Deepa herself was aware of this. She often dropped hints about her dissatisfaction with the way my father had led his life so far. These remarks, and the proprietory claim they appeared to make on my father, made me uncomfortable. I didn’t know how to respond. Hopeful thoughts of Catherine would usually banish the anxieties I felt about my father.
*
The days drifted past, and I began to feel a bit bored and restless. The hotel didn’t cost much and food in Pondicherry was cheap. But there was little reason to stay on. The heat, for one, was an extremely discouraging factor. All that had once struck me as somewhat interesting for its newness — the dazzling sea, the blinding white light, the geometrically straight boulevards stretching emptily into a trembling haze, the high grey walls of secluded houses and their knife-edged shadows — all that now seemed stale, and as I awakened every morning to the curtains fading slowly in the harsh light from the sea, I told myself: let Catherine’s letter arrive today, and I’ll pack my bags and leave tomorrow.
It was not possible to think beyond tomorrow. The future seemed such a large blank, and it seemed even larger when my father, in his new solicitous mood, wanted to know about my plans for the year ahead.
His health had improved hugely. He had resumed his normal routine. He no longer appeared on Deepa’s arm when he went into the dining room, and he often lectured me in the way he had in the past. He spoke of the need for a design in one’s life; he spoke of ancestral obligations; he spoke of samskara . ‘We all have something in us of our forebears; we must act true to their legacy.’ It was something I, as a child, had often heard him say, and it didn’t make any clearer sense to me now.

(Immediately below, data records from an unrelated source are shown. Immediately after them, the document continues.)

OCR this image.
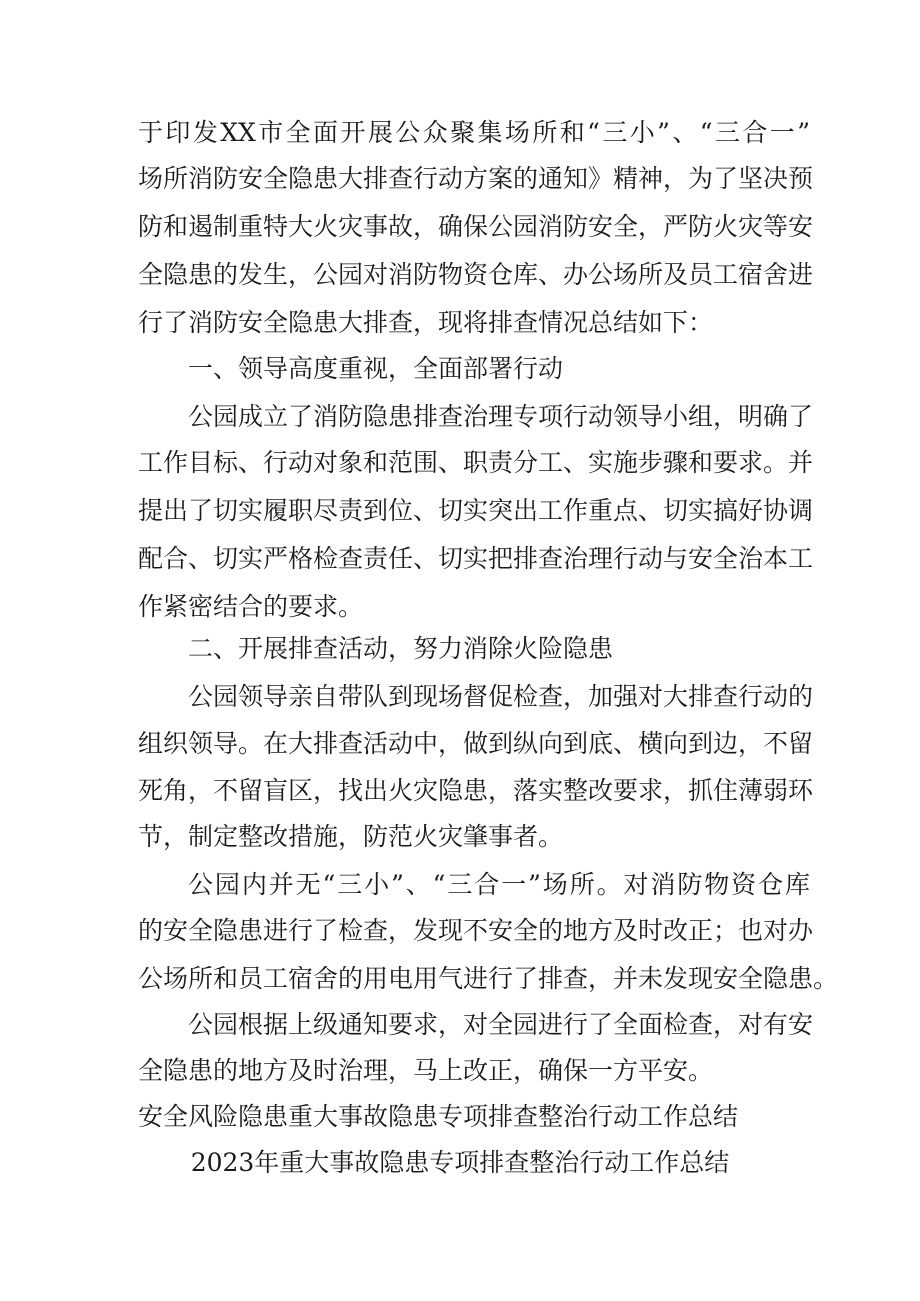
于印发XX市全面开展公众聚集场所和“三小”、“三合一”
场所消防安全隐患大排查行动方案的通知》精神，为了坚决预
防和遏制重特大火灾事故，确保公园消防安全，严防火灾等安
全隐患的发生，公园对消防物资仓库、办公场所及员工宿舍进
行了消防安全隐患大排查，现将排查情况总结如下：
一、领导高度重视，全面部署行动
公园成立了消防隐患排查治理专项行动领导小组，明确了
工作目标、行动对象和范围、职责分工、实施步骤和要求。并
提出了切实履职尽责到位、切实突出工作重点、切实搞好协调
配合、切实严格检查责任、切实把排查治理行动与安全治本工
作紧密结合的要求。
二、开展排查活动，努力消除火险隐患
公园领导亲自带队到现场督促检查，加强对大排查行动的
组织领导。在大排查活动中，做到纵向到底、横向到边，不留
死角，不留盲区，找出火灾隐患，落实整改要求，抓住薄弱环
节，制定整改措施，防范火灾肇事者。
公园内并无“三小”、“三合一”场所。对消防物资仓库
的安全隐患进行了检查，发现不安全的地方及时改正；也对办
公场所和员工宿舍的用电用气进行了排查，并未发现安全隐患。
公园根据上级通知要求，对全园进行了全面检查，对有安
全隐患的地方及时治理，马上改正，确保一方平安。
安全风险隐患重大事故隐患专项排查整治行动工作总结
2023年重大事故隐患专项排查整治行动工作总结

But I did feel myself on the spot when he asked specific questions. Among other things, he wanted to know if I had been preparing for the Civil Service exam during my time in Benares.
These probings of my father always jolted me out of my distraction. I couldn’t think of much to say and I gave vague replies to him. But once I was frank and focused enough to say that I was more interested in an academic career than in the Civil Service. I said I wanted to study at a university in Delhi for a Ph.D. degree. It surprised me to see how receptive he was to the idea.
He added that it would be a good idea for me to get some teaching experience in the months that remained before I could apply for admission to a university. He suggested I talk to Deepa; she knew friends in Dharamshala who ran a primary school for Tibetan children.
Deepa was in fact present on the occasion we had this discussion. She was wearing her usual uniform of white cotton sari, and walking alongside my father in her slow graceful manner. We had gone for a stroll along the promenade. It had just stopped drizzling and the sea looked lazily replete. The strong salty breeze made the white shirt of the ice-cream vendor in the deserted distance billow and flutter; gusts of steam rose from the drying asphalt and immediately vanished.
Deepa said, in her slightly high-pitched anxious voice, ‘If you want I’ll call my friends and ask them if they have a vacancy. They are always looking for new people. The salary isn’t much, but you’ll like Dharamshala.’